From what you write I get the impression that even the slightest hint
about even the slightest clue may cause one harm. In my opinion this
fuels fear, just like telling a teenager not to ever fall in love
because he'll only get hurt anyway. we have misguided lawyers here
too, far too many of them in fact, for about over 20 years, and they
need to get an income. all that increased sueing stuff can be traced
back to the growing numbers of lawyers hitting the open market. not
that it offers a solution but there's still the bottom of the ocean
or the moon, and mars may be an issue soon...


 Quite frankly, I wouldn't have thought this topic would emerge the
 way it has on a cryptography mailinglist. Maybe it's about time to
 publish my article Why Cryptography Is Important In Modern Life
 after all (don't hold your breath; with me being pretty busy it's
 not due until after eastern).
 
 Cryptography is a tool, not a religion, notwithstanding the desires
 of many to deify it.  It is the application that delivers benefits,
 and properly thought out apps generally use as little crypto as
 they can get away with.  Top-down applications thinking says use
 the tool that does the job whereas bottom-up, toolbox thinking
 says use this tool because it's so cool!

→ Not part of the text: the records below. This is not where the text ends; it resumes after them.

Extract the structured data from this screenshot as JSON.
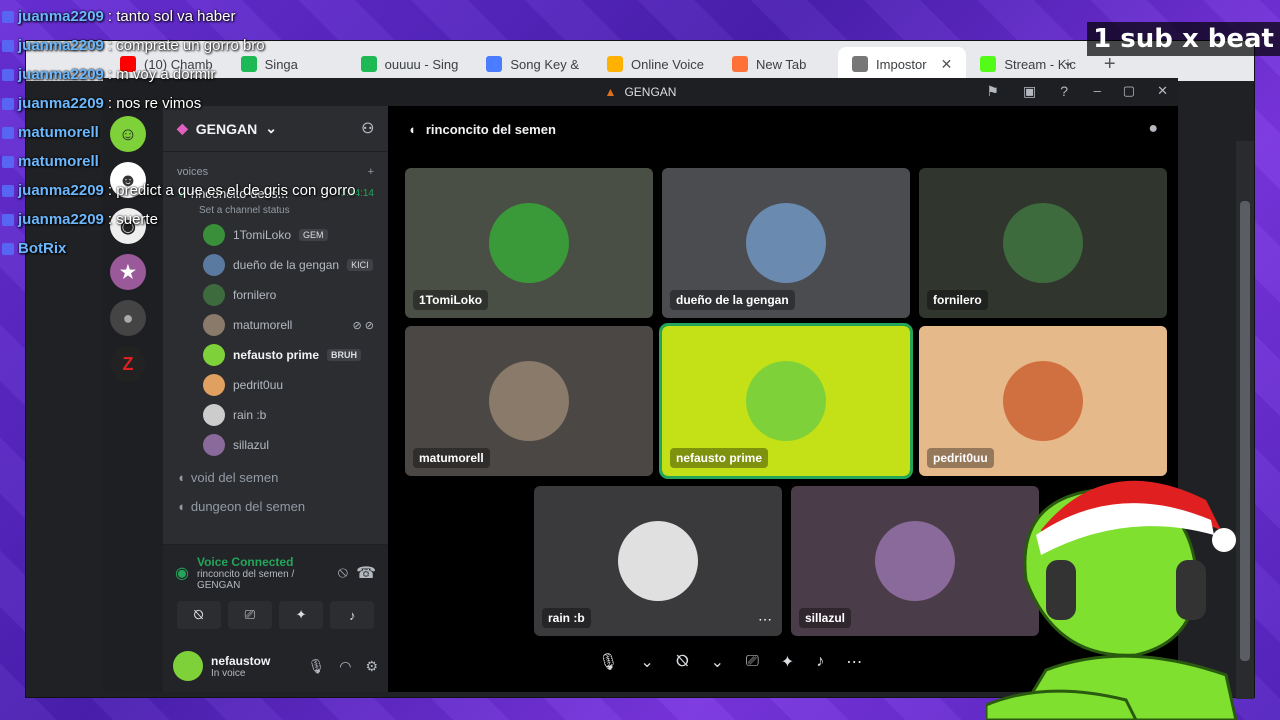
{
  "overlay": {
    "sub_label": "1 sub x beat"
  },
  "chat": [
    {
      "user": "juanma2209",
      "text": "tanto sol va haber"
    },
    {
      "user": "juanma2209",
      "text": "comprate un gorro bro"
    },
    {
      "user": "juanma2209",
      "text": "m voy a dormir"
    },
    {
      "user": "juanma2209",
      "text": "nos re vimos"
    },
    {
      "user": "matumorell",
      "text": ""
    },
    {
      "user": "matumorell",
      "text": ""
    },
    {
      "user": "juanma2209",
      "text": "predict a que es el de gris con gorro"
    },
    {
      "user": "juanma2209",
      "text": "suerte"
    },
    {
      "user": "BotRix",
      "text": ""
    }
  ],
  "browser": {
    "tabs": [
      {
        "label": "(10) Chamb",
        "color": "#ff0000",
        "active": false
      },
      {
        "label": "Singa",
        "color": "#1db954",
        "active": false
      },
      {
        "label": "ouuuu - Sing",
        "color": "#1db954",
        "active": false
      },
      {
        "label": "Song Key &",
        "color": "#4a7cff",
        "active": false
      },
      {
        "label": "Online Voice",
        "color": "#ffb100",
        "active": false
      },
      {
        "label": "New Tab",
        "color": "#ff7139",
        "active": false
      },
      {
        "label": "Impostor",
        "color": "#777777",
        "active": true
      },
      {
        "label": "Stream - Kic",
        "color": "#53fc18",
        "active": false
      }
    ],
    "new_tab": "+",
    "tab_menu": "⌄"
  },
  "discord": {
    "window_title": "GENGAN",
    "guild_name": "GENGAN",
    "category": "voices",
    "active_channel": "rinconcito del s...",
    "active_channel_time": "3:14:14",
    "channel_status": "Set a channel status",
    "members": [
      {
        "name": "1TomiLoko",
        "badge": "GEM",
        "color": "#3a8f3a",
        "bold": false,
        "mic": ""
      },
      {
        "name": "dueño de la gengan",
        "badge": "KICI",
        "color": "#5a7aa0",
        "bold": false,
        "mic": ""
      },
      {
        "name": "fornilero",
        "badge": "",
        "color": "#3d6b3d",
        "bold": false,
        "mic": ""
      },
      {
        "name": "matumorell",
        "badge": "",
        "color": "#8a7a6a",
        "bold": false,
        "mic": "⊘ ⊘"
      },
      {
        "name": "nefausto prime",
        "badge": "BRUH",
        "color": "#7fd13a",
        "bold": true,
        "mic": ""
      },
      {
        "name": "pedrit0uu",
        "badge": "",
        "color": "#e0a060",
        "bold": false,
        "mic": ""
      },
      {
        "name": "rain :b",
        "badge": "",
        "color": "#cccccc",
        "bold": false,
        "mic": ""
      },
      {
        "name": "sillazul",
        "badge": "",
        "color": "#8a6a9a",
        "bold": false,
        "mic": ""
      }
    ],
    "other_channels": [
      "void del semen",
      "dungeon del semen"
    ],
    "voice_connected": "Voice Connected",
    "voice_sub": "rinconcito del semen / GENGAN",
    "user": {
      "name": "nefaustow",
      "status": "In voice"
    },
    "voice_header": "rinconcito del semen",
    "tiles": [
      {
        "name": "1TomiLoko",
        "bg": "#4a4f45",
        "av": "#3a9a3a",
        "speaking": false
      },
      {
        "name": "dueño de la gengan",
        "bg": "#4a4c50",
        "av": "#6a8ab0",
        "speaking": false
      },
      {
        "name": "fornilero",
        "bg": "#30352e",
        "av": "#3d6b3d",
        "speaking": false
      },
      {
        "name": "matumorell",
        "bg": "#4a4745",
        "av": "#8a7a6a",
        "speaking": false
      },
      {
        "name": "nefausto prime",
        "bg": "#c4e016",
        "av": "#7fd13a",
        "speaking": true
      },
      {
        "name": "pedrit0uu",
        "bg": "#e6b98a",
        "av": "#d07040",
        "speaking": false
      },
      {
        "name": "rain :b",
        "bg": "#3a3a3c",
        "av": "#e0e0e0",
        "speaking": false
      },
      {
        "name": "sillazul",
        "bg": "#4a3c48",
        "av": "#8a6a9a",
        "speaking": false
      }
    ]
  }
}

I guess you got me wrong, and I'm not sure I get your top-down,
bottom-up analogies. Anyway, I'm not propagating means of
cryptography because of a religious hype or something. to clarify
this, me and my friends are not amused by officials having the legal
means to listen in on email communications, phone conversations, etc.
both without prior suspicion and some kind of notification of the
person(s) being listened in to, let alone legal backup (it was
rendered redundant anyway). because of the terrorist-threat-hype such
processes are now accelerated to fit only the state's benefits, yet
they sold as a citizen's benefit altogether. we have a saying here (i
hope it carries over, i'm not a native english speaker): working at
such a hectic pace replaces an intellectual calm.

From what I wrote above I guess it can be boiled down to this. Means
of cryptography are valued because of the possibility to protect
one's privacy that the state obviously has deemed unnecessary, for
good citizens surely don't have something to hide. simply put, since
we all don't walk the street naked, the state always wins. such a
state is out of balance, and checks are most likely still in place
where they possibly can't influence a larger picture.